Perceptual estimation obeys Occam's razor

Gershman, Samuel  Joseph; Niv, Yael

doi:10.3389/fpsyg.2013.00623

ORIGINAL RESEARCH article

Front. Psychol., 23 September 2013

Sec. Cognition

Volume 4 - 2013 | https://doi.org/10.3389/fpsyg.2013.00623

Perceptual estimation obeys Occam's razor

SJ
Samuel J. Gershman ¹^*
YN
Yael Niv ²

1. Department of Brain and Cognitive Sciences, Massachusetts Institute of Technology Cambridge, MA, USA
2. Department of Psychology and Princeton Neuroscience Institute, Princeton University Princeton, NJ, USA

Article metrics

View details

Citations

9,2k

Views

2,1k

Downloads

Abstract

Theoretical models of unsupervised category learning postulate that humans “invent” categories to accommodate new patterns, but tend to group stimuli into a small number of categories. This “Occam's razor” principle is motivated by normative rules of statistical inference. If categories influence perception, then one should find effects of category invention on simple perceptual estimation. In a series of experiments, we tested this prediction by asking participants to estimate the number of colored circles on a computer screen, with the number of circles drawn from a color-specific distribution. When the distributions associated with each color overlapped substantially, participants' estimates were biased toward values intermediate between the two means, indicating that subjects ignored the color of the circles and grouped different-colored stimuli into one perceptual category. These data suggest that humans favor simpler explanations of sensory inputs. In contrast, when the distributions associated with each color overlapped minimally, the bias was reduced (i.e., the estimates for each color were closer to the true means), indicating that sensory evidence for more complex explanations can override the simplicity bias. We present a rational analysis of our task, showing how these qualitative patterns can arise from Bayesian computations.

Introduction

The fourteenth century English friar and theologian William of Occam advised philosophers “not to multiply entities beyond necessity” (Boehner, 1957). The contemporary interpretation of Occam's razor is that, all other things being equal, simpler explanations of data should be preferred to more complex explanations. This heuristic notion has found mathematical expression in Bayesian statistics (Jaynes, 2003) and algorithmic information theory (Li and Vitányi, 2008). It has since been applied to cognitive psychology as the “simplicity principle” (Chater and Vitányi, 2003; Feldman, 2003): the idea that humans seek simple explanations of their sensory input. Our focus in this paper is on unsupervised category learning, where evidence suggests that humans assign stimuli to a small set of categories, only inventing new categories when the stimulus statistics change radically (Anderson, 1991; Clapper and Bower, 1994; Pothos and Chater, 2002; Love et al., 2004; Sanborn et al., 2010).

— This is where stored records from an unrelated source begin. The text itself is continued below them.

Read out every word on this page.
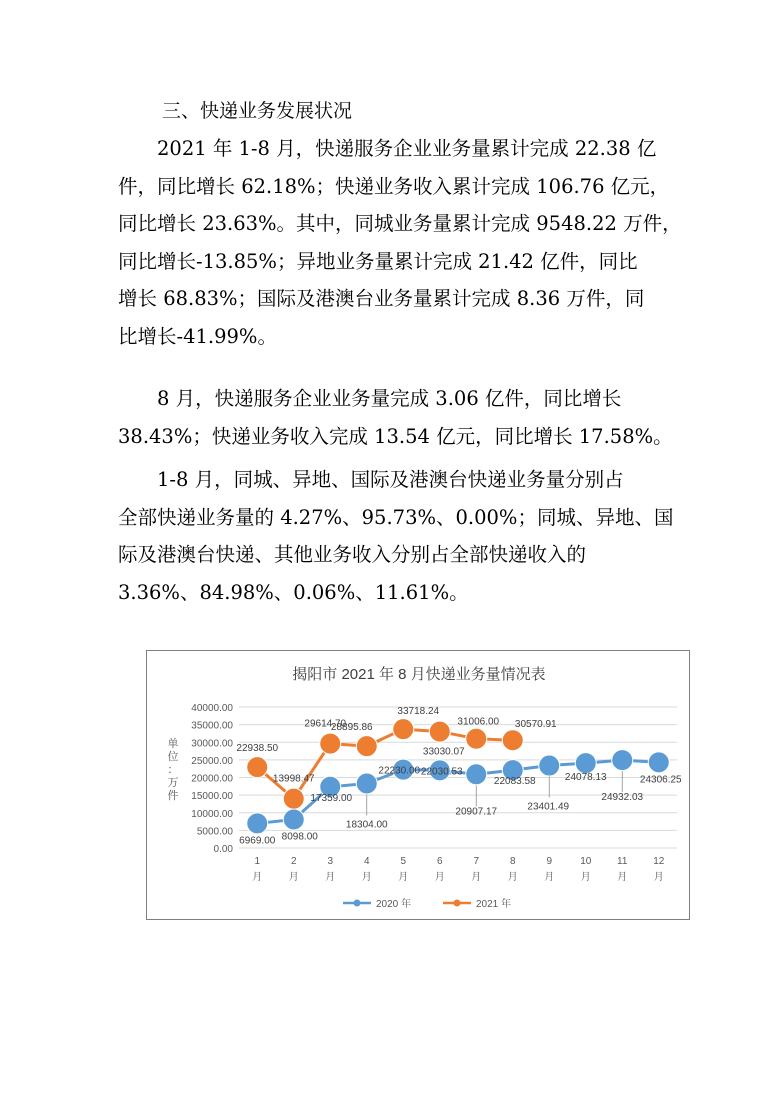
三、快递业务发展状况
　　2021 年 1-8 月，快递服务企业业务量累计完成 22.38 亿
件，同比增长 62.18%；快递业务收入累计完成 106.76 亿元，
同比增长 23.63%。其中，同城业务量累计完成 9548.22 万件，
同比增长-13.85%；异地业务量累计完成 21.42 亿件，同比
增长 68.83%；国际及港澳台业务量累计完成 8.36 万件，同
比增长-41.99%。
　　8 月，快递服务企业业务量完成 3.06 亿件，同比增长
38.43%；快递业务收入完成 13.54 亿元，同比增长 17.58%。
　　1-8 月，同城、异地、国际及港澳台快递业务量分别占
全部快递业务量的 4.27%、95.73%、0.00%；同城、异地、国
际及港澳台快递、其他业务收入分别占全部快递收入的
3.36%、84.98%、0.06%、11.61%。
揭阳市 2021 年 8 月快递业务量情况表
0.00
5000.00
10000.00
15000.00
20000.00
25000.00
30000.00
35000.00
40000.00
单
位
：
万
件
1
月
2
月
3
月
4
月
5
月
6
月
7
月
8
月
9
月
10
月
11
月
12
月
6969.00 8098.00
17359.00
18304.00
22230.00 22030.53
20907.17
22083.58
23401.49
24078.13
24932.03
24306.25
22938.50
13998.47
29614.70
28895.86
33718.24
33030.07
31006.00 30570.91
2020 年	2021 年
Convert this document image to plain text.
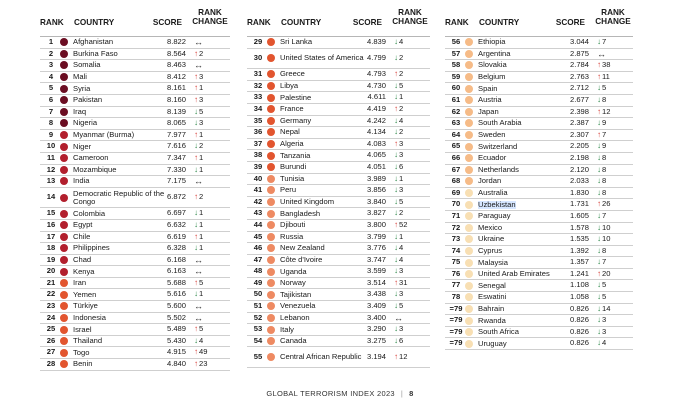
RANK COUNTRY	SCORE
RANK
CHANGE
1	Afghanistan	8.822 ↔
2	Burkina Faso	8.564 ↑ 2
3	Somalia	8.463 ↔
4	Mali	8.412 ↑ 3
5	Syria	8.161 ↑ 1
6	Pakistan	8.160 ↑ 3
7	Iraq	8.139 ↓ 5
8	Nigeria	8.065 ↓ 3
9	Myanmar (Burma)	7.977 ↑ 1
10	Niger	7.616 ↓ 2
11	Cameroon	7.347 ↑ 1
12	Mozambique	7.330 ↓ 1
13	India	7.175 ↔
14	Democratic Republic of the Congo	6.872 ↑ 2
15	Colombia	6.697 ↓ 1
16	Egypt	6.632 ↓ 1
17	Chile	6.619 ↑ 1
18	Philippines	6.328 ↓ 1
19	Chad	6.168 ↔
20	Kenya	6.163 ↔
21	Iran	5.688 ↑ 5
22	Yemen	5.616 ↓ 1
23	Türkiye	5.600 ↔
24	Indonesia	5.502 ↔
25	Israel	5.489 ↑ 5
26	Thailand	5.430 ↓ 4
27	Togo	4.915 ↑ 49
28	Benin	4.840 ↑ 23
RANK COUNTRY	SCORE
RANK
CHANGE
29	Sri Lanka	4.839 ↓ 4
30	United States of America 4.799 ↓ 2
31	Greece	4.793 ↑ 2
32	Libya	4.730 ↓ 5
33	Palestine	4.611 ↓ 1
34	France	4.419 ↑ 2
35	Germany	4.242 ↓ 4
36	Nepal	4.134 ↓ 2
37	Algeria	4.083 ↑ 3
38	Tanzania	4.065 ↓ 3
39	Burundi	4.051 ↓ 6
40	Tunisia	3.989 ↓ 1
41	Peru	3.856 ↓ 3
42	United Kingdom	3.840 ↓ 5
43	Bangladesh	3.827 ↓ 2
44	Djibouti	3.800 ↑ 52
45	Russia	3.799 ↓ 1
46	New Zealand	3.776 ↓ 4
47	Côte d'Ivoire	3.747 ↓ 4
48	Uganda	3.599 ↓ 3
49	Norway	3.514 ↑ 31
50	Tajikistan	3.438 ↓ 3
51	Venezuela	3.409 ↓ 5
52	Lebanon	3.400 ↔
53	Italy	3.290 ↓ 3
54	Canada	3.275 ↓ 6
55	Central African Republic 3.194 ↑ 12
RANK COUNTRY	SCORE
RANK
CHANGE
56	Ethiopia	3.044 ↓ 7
57	Argentina	2.875 ↔
58	Slovakia	2.784 ↑ 38
59	Belgium	2.763 ↑ 11
60	Spain	2.712 ↓ 5
61	Austria	2.677 ↓ 8
62	Japan	2.398 ↑ 12
63	South Arabia	2.387 ↓ 9
64	Sweden	2.307 ↑ 7
65	Switzerland	2.205 ↓ 9
66	Ecuador	2.198 ↓ 8
67	Netherlands	2.120 ↓ 8
68	Jordan	2.033 ↓ 8
69	Australia	1.830 ↓ 8
70	Uzbekistan	1.731 ↑ 26
71	Paraguay	1.605 ↓ 7
72	Mexico	1.578 ↓ 10
73	Ukraine	1.535 ↓ 10
74	Cyprus	1.392 ↓ 8
75	Malaysia	1.357 ↓ 7
76	United Arab Emirates	1.241 ↑ 20
77	Senegal	1.108 ↓ 5
78	Eswatini	1.058 ↓ 5
=79	Bahrain	0.826 ↓ 14
=79	Rwanda	0.826 ↓ 3
=79	South Africa	0.826 ↓ 3
=79	Uruguay	0.826 ↓ 4
GLOBAL TERRORISM INDEX 2023 | 8
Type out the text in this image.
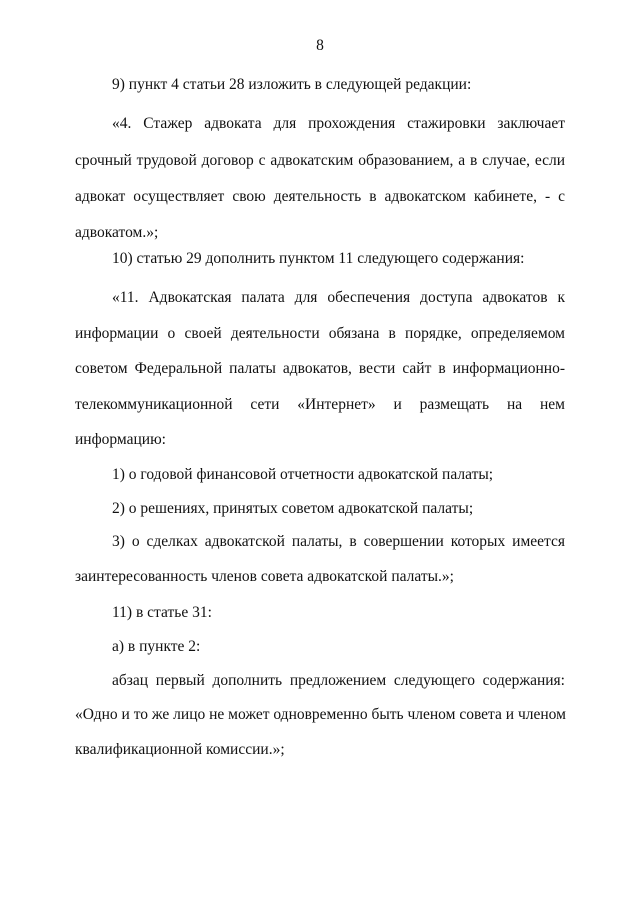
8
9) пункт 4 статьи 28 изложить в следующей редакции:
«4. Стажер адвоката для прохождения стажировки заключает
срочный трудовой договор с адвокатским образованием, а в случае, если
адвокат осуществляет свою деятельность в адвокатском кабинете, - с
адвокатом.»;
10) статью 29 дополнить пунктом 11 следующего содержания:
«11. Адвокатская палата для обеспечения доступа адвокатов к
информации о своей деятельности обязана в порядке, определяемом
советом Федеральной палаты адвокатов, вести сайт в информационно-
телекоммуникационной сети «Интернет» и размещать на нем
информацию:
1) о годовой финансовой отчетности адвокатской палаты;
2) о решениях, принятых советом адвокатской палаты;
3) о сделках адвокатской палаты, в совершении которых имеется
заинтересованность членов совета адвокатской палаты.»;
11) в статье 31:
а) в пункте 2:
абзац первый дополнить предложением следующего содержания:
«Одно и то же лицо не может одновременно быть членом совета и членом
квалификационной комиссии.»;
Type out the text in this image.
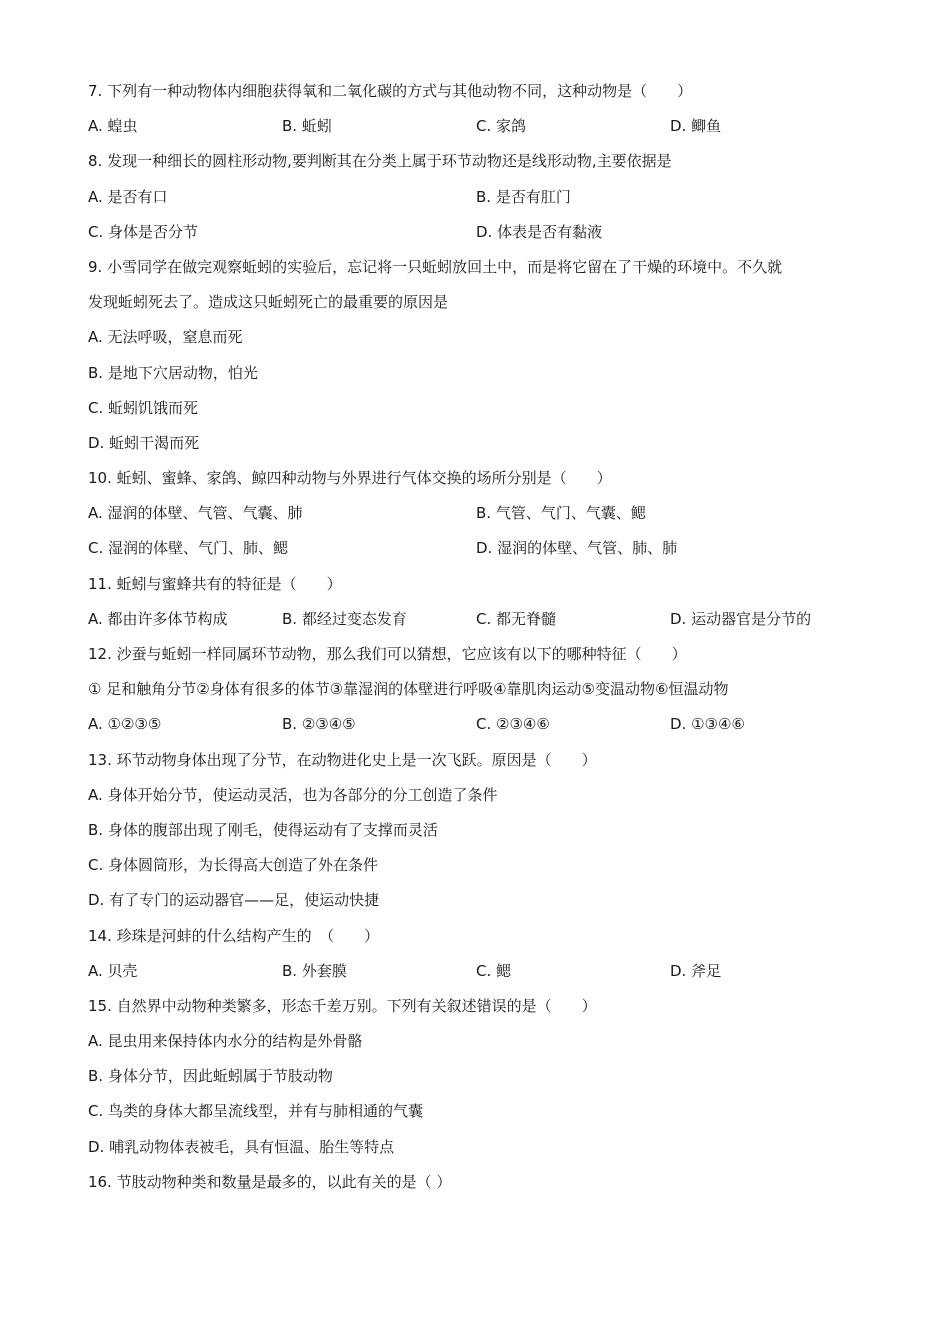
7. 下列有一种动物体内细胞获得氧和二氧化碳的方式与其他动物不同，这种动物是（　　）
A. 蝗虫	B. 蚯蚓	C. 家鸽	D. 鲫鱼
8. 发现一种细长的圆柱形动物,要判断其在分类上属于环节动物还是线形动物,主要依据是
A. 是否有口	B. 是否有肛门
C. 身体是否分节	D. 体表是否有黏液
9. 小雪同学在做完观察蚯蚓的实验后，忘记将一只蚯蚓放回土中，而是将它留在了干燥的环境中。不久就
发现蚯蚓死去了。造成这只蚯蚓死亡的最重要的原因是
A. 无法呼吸，窒息而死
B. 是地下穴居动物，怕光
C. 蚯蚓饥饿而死
D. 蚯蚓干渴而死
10. 蚯蚓、蜜蜂、家鸽、鲸四种动物与外界进行气体交换的场所分别是（　　）
A. 湿润的体壁、气管、气囊、肺	B. 气管、气门、气囊、鳃
C. 湿润的体壁、气门、肺、鳃	D. 湿润的体壁、气管、肺、肺
11. 蚯蚓与蜜蜂共有的特征是（　　）
A. 都由许多体节构成	B. 都经过变态发育	C. 都无脊髓	D. 运动器官是分节的
12. 沙蚕与蚯蚓一样同属环节动物，那么我们可以猜想，它应该有以下的哪种特征（　　）
① 足和触角分节②身体有很多的体节③靠湿润的体壁进行呼吸④靠肌肉运动⑤变温动物⑥恒温动物
A. ①②③⑤	B. ②③④⑤	C. ②③④⑥	D. ①③④⑥
13. 环节动物身体出现了分节，在动物进化史上是一次飞跃。原因是（　　）
A. 身体开始分节，使运动灵活，也为各部分的分工创造了条件
B. 身体的腹部出现了刚毛，使得运动有了支撑而灵活
C. 身体圆筒形，为长得高大创造了外在条件
D. 有了专门的运动器官——足，使运动快捷
14. 珍珠是河蚌的什么结构产生的　（　　）
A. 贝壳	B. 外套膜	C. 鳃	D. 斧足
15. 自然界中动物种类繁多，形态千差万别。下列有关叙述错误的是（　　）
A. 昆虫用来保持体内水分的结构是外骨骼
B. 身体分节，因此蚯蚓属于节肢动物
C. 鸟类的身体大都呈流线型，并有与肺相通的气囊
D. 哺乳动物体表被毛，具有恒温、胎生等特点
16. 节肢动物种类和数量是最多的，以此有关的是（ ）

If the categories people invent dictate how they “carve nature at its joints” (i.e., divide the environment into meaningful entities; see Gershman and Niv, 2010, then effects of Occam's razor should be discernible in perceptual estimation. Substantial evidence exists that categories shape perception (Huttenlocher et al., 1991, 2000; Goldstone, 1995; Hemmer and Steyvers, 2009). For example, Goldstone (1995) had participants judge the color of numbers and letters that varied in color along a red-violet gradient, and showed that stimuli belonging to the letter category (with typically red objects) were judged to be more red than identically colored stimuli belonging to the other category. As another example, syllables belonging to different phonetic categories are more easily discriminated than syllables with the same physical difference but belonging to the same category—the so-called perceptual magnet effect (Liberman et al., 1957). However, these studies assume a pre-defined category structure, whereas many real-world learning situations (particularly during development) require one to discover the underlying category structure from undifferentiated sensory data. In these situations, we expect that Occam's razor will influence the number of perceptual categories inferred from sensory data, and in turn govern participants' estimates of stimulus properties. The experiments reported in this paper were designed to test this hypothesis.

The stimuli in our experiments consisted of randomly scattered colored circles displayed on a computer screen (Figure 1), similar to stimuli used in studies of number perception (Izard and Dehaene, 2008). Each trial was characterized by one of two colors, and all circles were displayed in this color. The number of circles on each trial was drawn from a color-specific Gaussian distribution. The distributions differed in their means (Experiments 1 and 3) or variances (Experiment 2). Participants were asked to judge how many circles there were on the screen, but did not have enough time to count them explicitly.

Figure 1

If the distributions corresponding to the two colors overlap sufficiently, Occam's razor dictates that the stimuli should all be assigned to one category despite their obviously different colors, a prediction formalized in several models of categorization (Anderson, 1991; Sanborn et al., 2010). The consequence of merging the two perceptual categories is that estimates will be “regularized” toward the average of the two distributions. In contrast, reducing overlap between the distributions is expected to diminish this regularization, as it supports separate categories for each color. Each of the experiments reported below included a high overlap condition in which merging (and hence more regularization) was expected to occur, and a low overlap condition in which splitting (and less regularization) was expected to occur.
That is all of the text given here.